Intermittent on/off prostaglandin E2 and risedronate are equally anabolic as daily PGE2 alone treatment in cortical bone of ovariectomized rats.

In this study, we evaluated the rat cortical bone changes after a two-cycle, 60-day each (ON/OFF/ON/OFF) treatment with either prostaglandin E2 (OVX/c-PGE2) alone or in combination with risedronate (OVX/c-PGE2+Ris), in comparison with daily treatment with PGE2 for 240 days (OVX/PGE2-240d) in ovariectomized (OVX) rats.

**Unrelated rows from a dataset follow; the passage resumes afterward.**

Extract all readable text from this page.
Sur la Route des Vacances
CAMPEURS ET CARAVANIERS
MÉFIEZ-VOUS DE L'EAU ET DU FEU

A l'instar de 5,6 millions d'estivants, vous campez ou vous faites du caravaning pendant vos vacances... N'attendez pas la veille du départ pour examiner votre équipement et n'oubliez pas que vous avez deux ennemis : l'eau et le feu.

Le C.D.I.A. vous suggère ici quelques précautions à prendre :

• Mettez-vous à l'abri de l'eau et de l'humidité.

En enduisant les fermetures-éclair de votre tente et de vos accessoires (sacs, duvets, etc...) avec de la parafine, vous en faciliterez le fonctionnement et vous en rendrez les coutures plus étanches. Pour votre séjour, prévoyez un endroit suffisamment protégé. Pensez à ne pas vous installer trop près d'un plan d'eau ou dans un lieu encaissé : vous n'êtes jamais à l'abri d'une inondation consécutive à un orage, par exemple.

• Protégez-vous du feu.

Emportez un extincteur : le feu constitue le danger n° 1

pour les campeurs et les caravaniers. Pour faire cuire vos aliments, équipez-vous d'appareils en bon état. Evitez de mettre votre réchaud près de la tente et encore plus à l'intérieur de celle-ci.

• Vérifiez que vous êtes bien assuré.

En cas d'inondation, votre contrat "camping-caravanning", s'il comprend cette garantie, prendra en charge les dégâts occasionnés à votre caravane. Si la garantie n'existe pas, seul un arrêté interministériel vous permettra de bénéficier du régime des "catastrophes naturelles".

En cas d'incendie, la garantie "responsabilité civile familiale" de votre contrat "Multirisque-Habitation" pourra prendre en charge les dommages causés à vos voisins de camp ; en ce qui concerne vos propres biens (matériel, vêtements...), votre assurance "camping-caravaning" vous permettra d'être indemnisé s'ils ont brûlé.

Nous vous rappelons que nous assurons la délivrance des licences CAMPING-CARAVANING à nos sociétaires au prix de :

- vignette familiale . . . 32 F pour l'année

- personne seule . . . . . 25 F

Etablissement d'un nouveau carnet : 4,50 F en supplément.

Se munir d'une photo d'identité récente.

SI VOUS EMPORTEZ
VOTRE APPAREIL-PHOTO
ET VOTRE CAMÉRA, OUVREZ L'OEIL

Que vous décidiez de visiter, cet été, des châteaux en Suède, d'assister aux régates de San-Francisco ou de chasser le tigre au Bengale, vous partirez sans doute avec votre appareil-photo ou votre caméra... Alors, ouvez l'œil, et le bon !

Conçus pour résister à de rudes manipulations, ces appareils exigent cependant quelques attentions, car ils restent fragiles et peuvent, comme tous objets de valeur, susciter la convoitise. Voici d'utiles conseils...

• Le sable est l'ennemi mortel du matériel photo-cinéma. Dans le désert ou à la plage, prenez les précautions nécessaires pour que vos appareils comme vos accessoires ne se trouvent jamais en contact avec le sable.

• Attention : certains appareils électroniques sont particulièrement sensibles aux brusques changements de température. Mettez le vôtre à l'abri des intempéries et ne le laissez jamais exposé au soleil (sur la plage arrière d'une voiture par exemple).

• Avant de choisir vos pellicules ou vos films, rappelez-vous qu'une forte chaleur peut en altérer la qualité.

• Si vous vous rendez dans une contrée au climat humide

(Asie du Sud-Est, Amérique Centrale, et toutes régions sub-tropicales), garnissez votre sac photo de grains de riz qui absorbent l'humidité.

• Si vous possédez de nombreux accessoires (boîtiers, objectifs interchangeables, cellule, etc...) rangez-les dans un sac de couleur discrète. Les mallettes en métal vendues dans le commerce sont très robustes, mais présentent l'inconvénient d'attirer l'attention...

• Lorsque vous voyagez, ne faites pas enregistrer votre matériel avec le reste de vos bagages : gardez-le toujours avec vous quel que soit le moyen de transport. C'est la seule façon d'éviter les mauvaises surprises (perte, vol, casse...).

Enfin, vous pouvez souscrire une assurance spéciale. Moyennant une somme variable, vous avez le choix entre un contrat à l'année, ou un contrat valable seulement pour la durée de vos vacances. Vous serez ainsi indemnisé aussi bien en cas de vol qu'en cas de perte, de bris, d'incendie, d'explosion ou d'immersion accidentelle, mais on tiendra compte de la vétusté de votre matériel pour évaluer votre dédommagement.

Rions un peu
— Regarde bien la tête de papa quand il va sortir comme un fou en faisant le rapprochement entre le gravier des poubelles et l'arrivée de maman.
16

At the end of the study, we found that: (1) the overall effectiveness of the treatment on bone mass in the tibial shaft indicates the following ranking: OVX/PGE2-240d = OVX/c-PGE2+Ris > OVX/c-PGE2 > OVX/c-Ris > or = OVX = aging; (2) the same bone mass and architecture were produced in the OVX/PGE2-240d and the OVX/c-PGE2+Ris groups, but the histomorphometric profiles differed in that the former exhibited a higher bone turnover and index of resorption; (3) OVX/c-PGE2+Ris treatment prevented endocortical bone loss and minimized trabecular bone loss during the OFF periods; and (4) the OVX/c-PGE2 alone treatment resulted in the accumulation of less total bone than OVX/PGE2-240d and OVX/c-PGE2+Ris because it could not maintain most of the new subendocortical and marrow trabecular bone generated earlier. In summary, both continuous daily PGE2 and two cycles ON/OFF combined PGE2 and Ris treatments result in more bone mass than two cycles ON/OFF PGE2 alone and Ris alone in estrogen-deficient rats. This study showed that the anabolic effects of PGE2 can be induced and maintained either by continuous administration or by cyclical PGE2+Ris.